Pre-dispatch checklist (live releases only)
🚨 Before dispatching a non-dry-run release build:
- Bump the cache version in
.github/cache-versions.json
for the artifact you're releasing. Skipping this re-publishes
from a stale cache — the new release is byte-identical to the
old one.
- Check live release count. Cap is 2 per artifact: keep
the current release plus one prior as a safety net. If a 3rd
would land, delete the oldest first:
gh release list --json tagName,createdAt --limit 50 \
| jq -r '.[] | select(.tagName | startswith("stubs-")) | .tagName' \
| tail -n +3 \
| xargs -I {} gh release delete {} --cleanup-tag --yes
- Dispatch only after Phase 3 completes. Skipping Phase 3
means node-smol builds against stale stubs/curl/LIEF and the
failures surface in the wrong layer.
Dry-run policy still applies for validation dispatches —
when you just want to see whether the source tree compiles. Pass
-f dry-run=true and the hook lets it through.
🚨 Monitor policy: stop on first failure
When polling a node-smol run via gh run view --json jobs, the goal
is not "wait for all 8 platform jobs to finish" — it's "find the
first failure, stop, and fix." Each platform burns ~30–60 minutes of
runner time; letting 7 jobs finish after one already failed wastes
the runner pool and your wall clock.
RUN_ID=<dispatched-run>
while true; do
json=$(gh run view "$RUN_ID" --repo SocketDev/socket-btm --json status,conclusion,jobs)
status=$(echo "$json" | jq -r '.status')
failed=$(echo "$json" | jq -r '.jobs[] | select(.conclusion == "failure") | .name' | head -1)
if [ -n "$failed" ]; then
echo "FAIL: $failed — cancelling run + diagnosing"
gh run cancel "$RUN_ID" --repo SocketDev/socket-btm
break
fi
[ "$status" = "completed" ] && break
sleep 90
done
When a failure surfaces:
- Cancel the run immediately —
gh run cancel <id>. Don't let
sibling jobs finish; their outcome is moot.
- Pull the actual compile error —
gh api repos/.../actions/jobs/$JOB/logs | grep -E "error:|FAILED:".

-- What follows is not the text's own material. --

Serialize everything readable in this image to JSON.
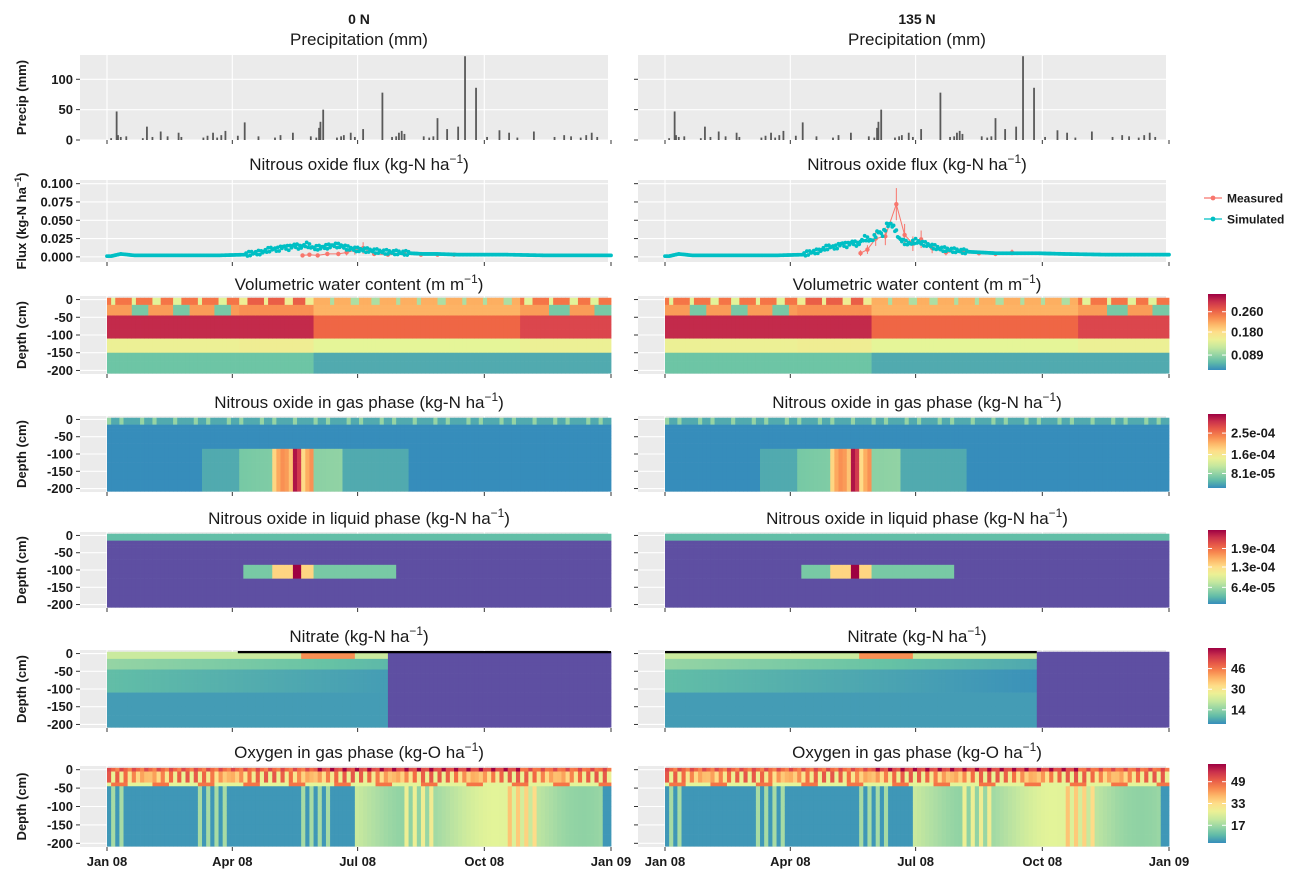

- Fix forward in main — patch the source / regenerate the
affected patch, commit, push.
- Redispatch the same workflow only after the fix lands.
Why fail-fast matters here: node-smol failures are usually
mechanical (an API rename, a header move, a patch hunk drift). The
first failing platform tells you the issue; the other 7 will hit the
same mechanical issue on the next stage anyway. Wait for them only if
you need cross-platform divergence data, which is rare.